Witchcraft Accusations and Persecutions as a Mechanism for the Marginalisation of Women
This books draws on feminist commentary from the disciplines of anthropology, history, law, politics and sociology in order to deal with the phenomenon of modern-day witchcraft. It focuses on the re-emergence of witchcraft beliefs in contemporary society, suggesting that witchcraft accusations and persecution are being used as a marginalisation mechanism of women. The re-emergence of witchcraft beliefs in contemporary society and the prevalence of the violence associated with such beliefs has received little attention within academic literature, yet witchcraft-related violence against women is, progressively, becoming one of the most pervasive forms of violence facing women today.

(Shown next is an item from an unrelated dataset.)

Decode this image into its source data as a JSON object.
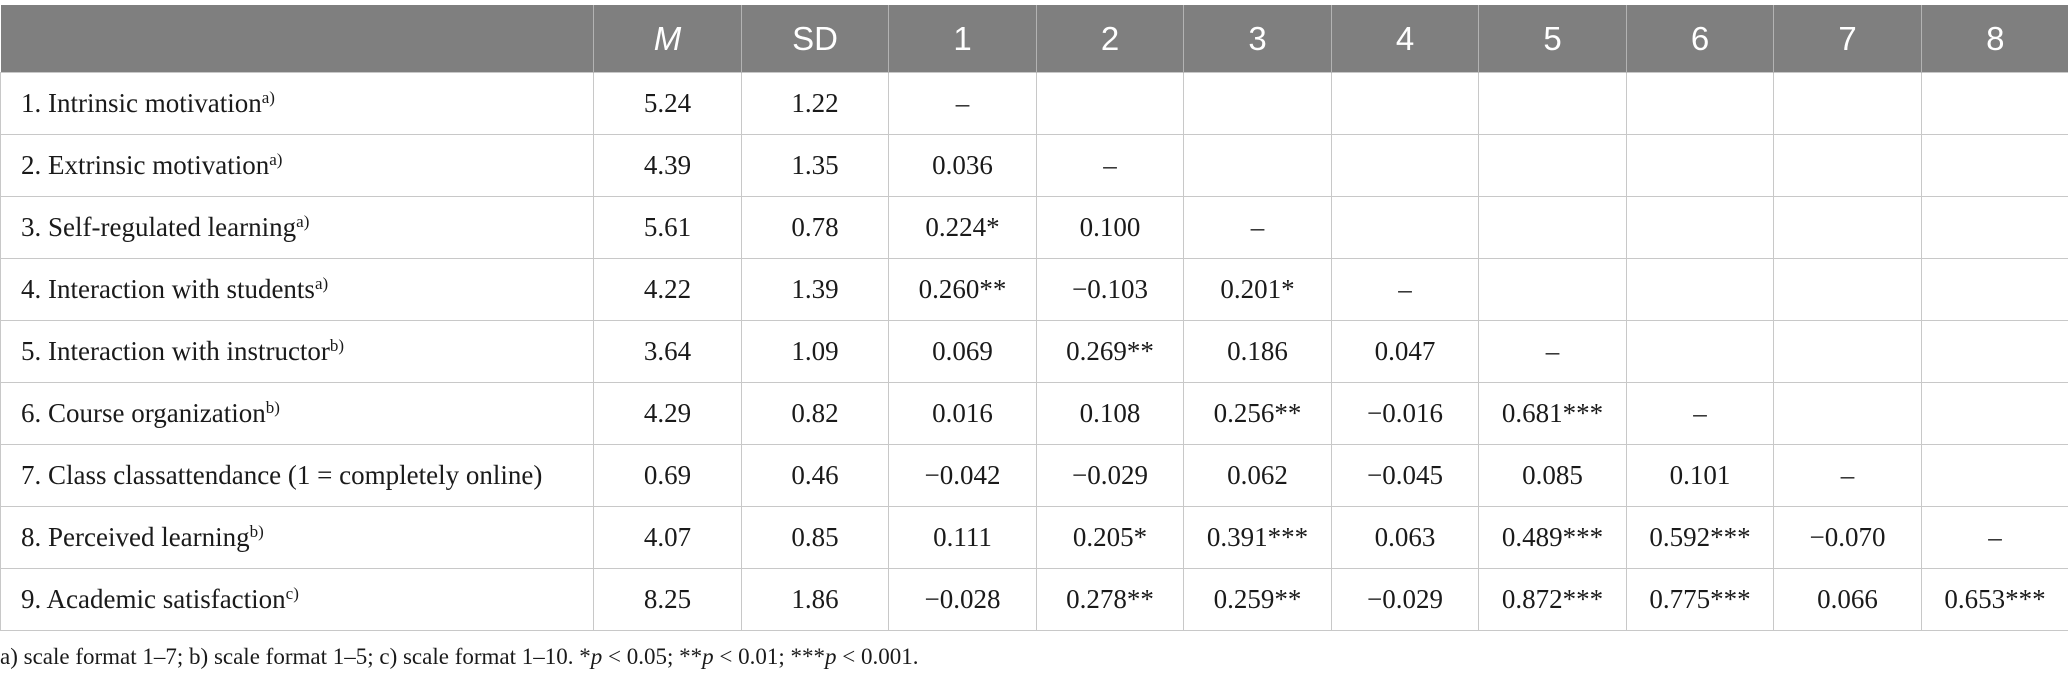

This book addresses this gap in the literature, discussing the return of witchcraft beliefs to contemporary society, whilst assessing the effectiveness of international human rights law in protecting women from witchcraft accusations and persecution.
Dr Samantha Spence received a first class LLB (Hons) Law degree and an LLM (Research) from Edge Hill University, UK, before completing a PhD in Law at Lancaster University, UK. Samantha has previously taught at Lancaster University, and currently teaches at the University of Bolton, UK. Her research focuses on contemporary witchcraft accusations and persecutions of vulnerable groups, such as women, children and persons with albinism.